The disappearing window

Instead of investigating site by site, a team of Chinese, Australian and American scientists worked on a set of 22 caves, some of which had never been excavated before. There they found fossilized teeth, between 2 million and 250,000 years old.

They combined six different dating methods, including luminescence sediment analysis, which allows us to know when these deposits were last exposed to daylight.

They also used dating of pollen remains, which is a valuable indicator of vegetation evolution.

Imaginary portrait of a Gigantopithecus blacki © Garcia/Joannes-Boyau (Southern Cross University) / Southern Cross University/AFP

All this in order to “have a well-defined chronology of the environment of each site, even those where Gigantopithecus blacki stopped appearing,” explains Professor Joannès-Boyau, an expert in geochemistry.

Their results allowed us to determine a “extinction window” of the species: between 295,000 and 215,000 years.

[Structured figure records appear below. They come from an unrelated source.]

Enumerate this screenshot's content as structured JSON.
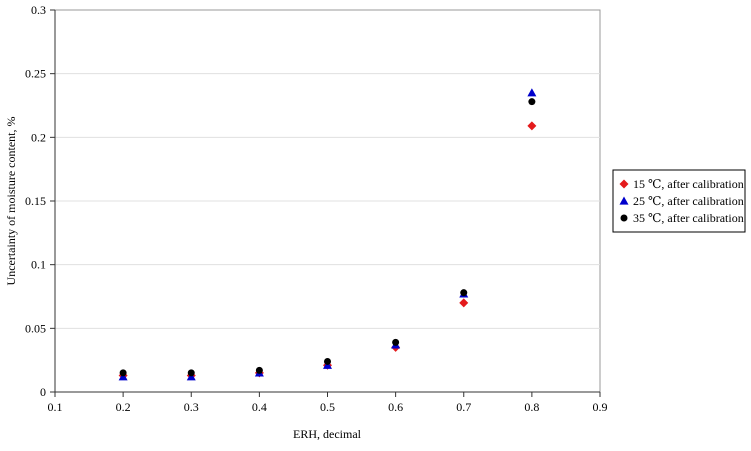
{
  "chart_data": {
    "type": "scatter",
    "xlabel": "ERH, decimal",
    "ylabel": "Uncertainty of moisture content, %",
    "xlim": [
      0.1,
      0.9
    ],
    "ylim": [
      0,
      0.3
    ],
    "x_ticks": [
      "0.1",
      "0.2",
      "0.3",
      "0.4",
      "0.5",
      "0.6",
      "0.7",
      "0.8",
      "0.9"
    ],
    "y_ticks": [
      "0",
      "0.05",
      "0.1",
      "0.15",
      "0.2",
      "0.25",
      "0.3"
    ],
    "grid": "horizontal",
    "legend_position": "right",
    "series": [
      {
        "name": "15 ℃, after calibration",
        "marker": "diamond",
        "color": "#e41a1c",
        "x": [
          0.2,
          0.3,
          0.4,
          0.5,
          0.6,
          0.7,
          0.8
        ],
        "y": [
          0.013,
          0.013,
          0.015,
          0.021,
          0.035,
          0.07,
          0.209
        ]
      },
      {
        "name": "25 ℃, after calibration",
        "marker": "triangle",
        "color": "#0000cc",
        "x": [
          0.2,
          0.3,
          0.4,
          0.5,
          0.6,
          0.7,
          0.8
        ],
        "y": [
          0.012,
          0.012,
          0.015,
          0.021,
          0.037,
          0.077,
          0.235
        ]
      },
      {
        "name": "35 ℃, after calibration",
        "marker": "circle",
        "color": "#000000",
        "x": [
          0.2,
          0.3,
          0.4,
          0.5,
          0.6,
          0.7,
          0.8
        ],
        "y": [
          0.015,
          0.015,
          0.017,
          0.024,
          0.039,
          0.078,
          0.228
        ]
      }
    ]
  }
}
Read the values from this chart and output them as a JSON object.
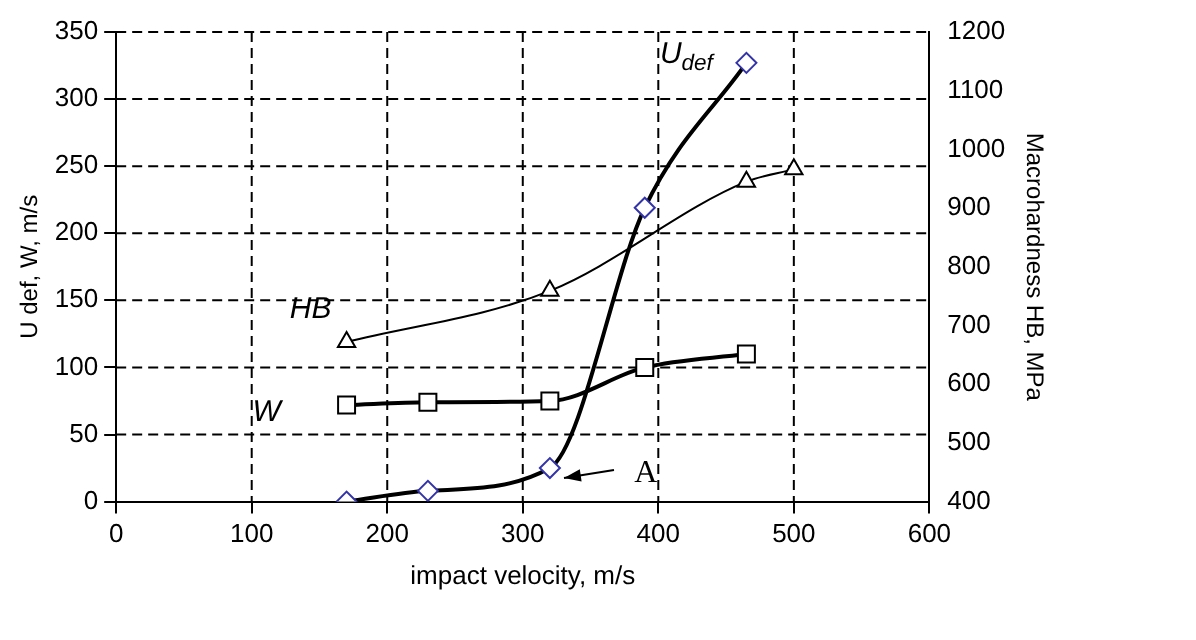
{
  "chart_data": {
    "type": "line",
    "xlabel": "impact velocity, m/s",
    "ylabel": "U def, W, m/s",
    "y2label": "Macrohardness HB, MPa",
    "xlim": [
      0,
      600
    ],
    "xticks": [
      0,
      100,
      200,
      300,
      400,
      500,
      600
    ],
    "ylim": [
      0,
      350
    ],
    "yticks": [
      0,
      50,
      100,
      150,
      200,
      250,
      300,
      350
    ],
    "y2lim": [
      400,
      1200
    ],
    "y2ticks": [
      400,
      500,
      600,
      700,
      800,
      900,
      1000,
      1100,
      1200
    ],
    "grid": true,
    "legend": false,
    "line_style": "solid",
    "series": [
      {
        "name": "U$_{def}$",
        "color": "#000000",
        "colors": [
          "#3333aa",
          "#3333aa",
          "#3333aa",
          "#3333aa",
          "#3333aa"
        ],
        "marker": "diamond",
        "x": [
          170,
          230,
          320,
          390,
          465
        ],
        "values": [
          0,
          8,
          25,
          219,
          327
        ]
      },
      {
        "name": "W",
        "color": "#000000",
        "marker": "square",
        "x": [
          170,
          230,
          320,
          390,
          465
        ],
        "values": [
          72,
          74,
          75,
          100,
          110
        ]
      },
      {
        "name": "HB",
        "color": "#000000",
        "marker": "triangle",
        "axis": "y2",
        "x": [
          170,
          320,
          465,
          500
        ],
        "values": [
          672,
          759,
          945,
          966
        ]
      }
    ],
    "annotations": [
      "A"
    ]
  }
}
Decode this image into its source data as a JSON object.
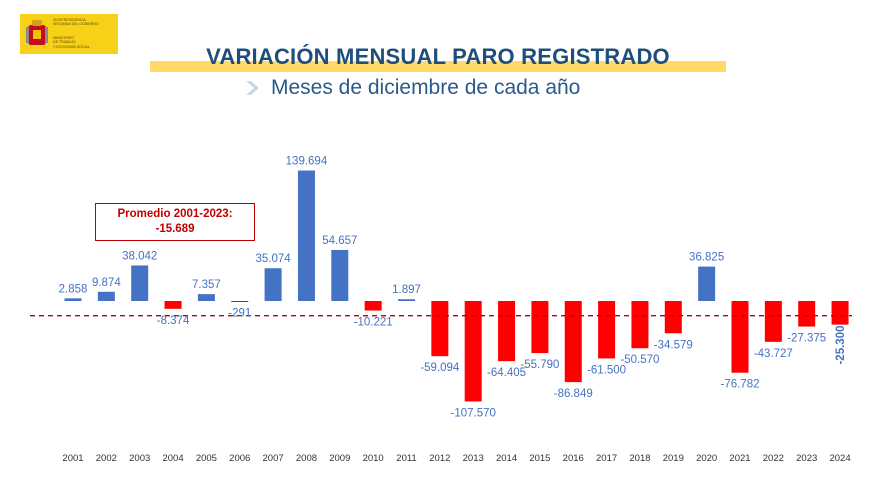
{
  "logo": {
    "line1": "VICEPRESIDENCIA\nSEGUNDA DEL GOBIERNO",
    "line2": "MINISTERIO\nDE TRABAJO\nY ECONOMÍA SOCIAL",
    "colors": {
      "background": "#f7d117",
      "shield": "#c60b1e"
    }
  },
  "header": {
    "title": "VARIACIÓN MENSUAL PARO REGISTRADO",
    "subtitle": "Meses de diciembre de cada año"
  },
  "average_box": {
    "label": "Promedio 2001-2023:",
    "value": "-15.689"
  },
  "chart_data": {
    "type": "bar",
    "title": "VARIACIÓN MENSUAL PARO REGISTRADO",
    "subtitle": "Meses de diciembre de cada año",
    "categories": [
      "2001",
      "2002",
      "2003",
      "2004",
      "2005",
      "2006",
      "2007",
      "2008",
      "2009",
      "2010",
      "2011",
      "2012",
      "2013",
      "2014",
      "2015",
      "2016",
      "2017",
      "2018",
      "2019",
      "2020",
      "2021",
      "2022",
      "2023",
      "2024"
    ],
    "values": [
      2858,
      9874,
      38042,
      -8374,
      7357,
      -291,
      35074,
      139694,
      54657,
      -10221,
      1897,
      -59094,
      -107570,
      -64405,
      -55790,
      -86849,
      -61500,
      -50570,
      -34579,
      36825,
      -76782,
      -43727,
      -27375,
      -25300
    ],
    "labels": [
      "2.858",
      "9.874",
      "38.042",
      "-8.374",
      "7.357",
      "-291",
      "35.074",
      "139.694",
      "54.657",
      "-10.221",
      "1.897",
      "-59.094",
      "-107.570",
      "-64.405",
      "-55.790",
      "-86.849",
      "-61.500",
      "-50.570",
      "-34.579",
      "36.825",
      "-76.782",
      "-43.727",
      "-27.375",
      "-25.300"
    ],
    "reference_line": {
      "value": -15689,
      "style": "dashed"
    },
    "ylim": [
      -120000,
      150000
    ],
    "grid": false,
    "legend": "none",
    "colors": {
      "positive": "#4472c4",
      "negative": "#ff0000",
      "label": "#4472c4",
      "reference": "#c00000"
    }
  }
}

This corresponds to a broad period of glacial cycles called the Pleistocene, when the planet experienced global cooling.

Too specialized

As a result, in the lush rainforests where the colossus thrived, “the appearance of seasons transformed the vegetation and caused periods of fruit scarcity,” explains researcher Kira Westaway, from Macquarie University in Australia, main co-author of the study.

The Gigantopithecus blacki moved alone on the ground, and little by little it saw its food search area decrease and began to feed on bark and small branches.

“They made a huge mistake by specializing in these emergency foods, very fibrous and less nutritious”Yingqi Zhang detailed in an interview with AFP in Beijing.

Its too large size slowed down the agility needed to find more varied resources. This disadvantage only got worse as “surprisingly, its size increased” over time, Kira Westaway notes.

The orangutans knew how to adapt their diet and the species endured © ANDI / AFP/Archivos
The orangutans knew how to adapt their diet and the species endured © ANDI / AFP/Archivos

The animal began to suffer “long-term chronic stress”, which is reflected in the teeth. The population gradually declined and the species eventually became extinct.

On the contrary, their contemporaries, the orangutans of the Pongo weidenreichi species, close to Gigantopithecus, resisted: they were smaller and more agile, capable of moving through the treetops to find a more varied diet (leaves, nuts, insects, small mammals, etc.).

That saving versatility grew stronger as his size decreased over time. Gigantopithecus was not the only animal from the Pleistocene megafauna that disappeared.

According to Kira Westaway, “exploring these unresolved extinctions allows us to understand the mechanisms of resilience in large animals, both in the past and in the future, in the face of the threat of a sixth mass extinction” of species.